150,000 Ordered to Evacuate in Japan Flooding

TOKYO  (dpa/TNS) —
People wait for help in a flooded street in Joso, Ibaraki prefecture, northeast of Tokyo, on Thursday.  (Kyodo News via AP)
People wait for help in a flooded street in Joso, Ibaraki prefecture, northeast of Tokyo, on Thursday. (Kyodo News via AP)

Some 150,000 people were ordered to evacuate their homes Thursday as torrential rains, flooding and mudslides hit eastern Japan, local media reported.

Ten people were reported to be missing, including at least nine residents who were swept away after the Kinugawa River breached its banks in Joso, a city 25 miles northeast of Tokyo.

The floodwaters inundated hundreds of houses and left about 200 residents stranded, news agency Jiji Press reported, citing local authorities.

One woman was missing after mudslides triggered by heavy rain struck her house in the city of Kanuma, broadcaster NHK said.

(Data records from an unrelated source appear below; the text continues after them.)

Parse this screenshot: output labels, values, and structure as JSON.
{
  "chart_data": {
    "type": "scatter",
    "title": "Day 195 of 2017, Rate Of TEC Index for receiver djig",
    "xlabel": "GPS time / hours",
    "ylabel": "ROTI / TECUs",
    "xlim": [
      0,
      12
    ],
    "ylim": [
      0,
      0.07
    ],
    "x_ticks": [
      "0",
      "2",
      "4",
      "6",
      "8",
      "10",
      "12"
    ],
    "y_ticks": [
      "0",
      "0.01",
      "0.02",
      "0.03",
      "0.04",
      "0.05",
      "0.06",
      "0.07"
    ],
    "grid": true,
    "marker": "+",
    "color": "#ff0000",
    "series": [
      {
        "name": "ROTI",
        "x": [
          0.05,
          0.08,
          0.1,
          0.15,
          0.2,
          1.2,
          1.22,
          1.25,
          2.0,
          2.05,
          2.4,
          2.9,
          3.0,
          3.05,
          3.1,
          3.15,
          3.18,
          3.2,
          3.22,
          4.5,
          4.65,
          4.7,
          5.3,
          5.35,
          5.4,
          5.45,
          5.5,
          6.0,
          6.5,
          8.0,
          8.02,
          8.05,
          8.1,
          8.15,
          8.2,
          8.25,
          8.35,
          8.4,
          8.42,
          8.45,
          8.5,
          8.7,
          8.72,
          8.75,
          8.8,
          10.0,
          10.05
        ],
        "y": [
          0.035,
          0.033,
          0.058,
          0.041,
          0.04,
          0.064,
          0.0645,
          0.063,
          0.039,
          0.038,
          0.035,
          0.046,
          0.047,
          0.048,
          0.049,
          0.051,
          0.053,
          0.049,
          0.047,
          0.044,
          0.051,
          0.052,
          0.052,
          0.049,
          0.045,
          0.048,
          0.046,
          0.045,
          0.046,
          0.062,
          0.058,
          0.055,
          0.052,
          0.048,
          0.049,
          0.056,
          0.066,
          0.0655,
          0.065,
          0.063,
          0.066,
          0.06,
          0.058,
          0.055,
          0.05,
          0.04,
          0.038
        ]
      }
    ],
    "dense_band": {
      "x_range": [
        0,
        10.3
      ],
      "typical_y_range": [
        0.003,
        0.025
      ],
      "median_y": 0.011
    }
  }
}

About 100 people in the region have been rescued by helicopter, Jiji said.

Footage showed a bridge washed away by a swollen river in the northeastern town of Minami Aizu, and some houses swept away in Kanuma.

In the city of Nikko, north of Tokyo, one man was feared dead after he fell into a ditch and suffered “cardiopulmonary arrest,” broadcaster NHK reported.

The total rainfall since Monday was more than 23 inches in the city, a level not seen in decades, the Japan Meteorological Agency said.

The region “is facing an imminent grave danger,” Takuya Deshimaru, a meteorological agency official, told a news conference Thursday, referring to the prefectures of Ibaraki and Tochigi.

The agency was warning of further mudslides and swollen rivers in eastern and northeastern Japan, with heavy rain pounding the region even after Typhoon Etau weakened into an extratropical depression late Wednesday.

The season’s 18th typhoon hit central Japan on Wednesday, injuring 11 people.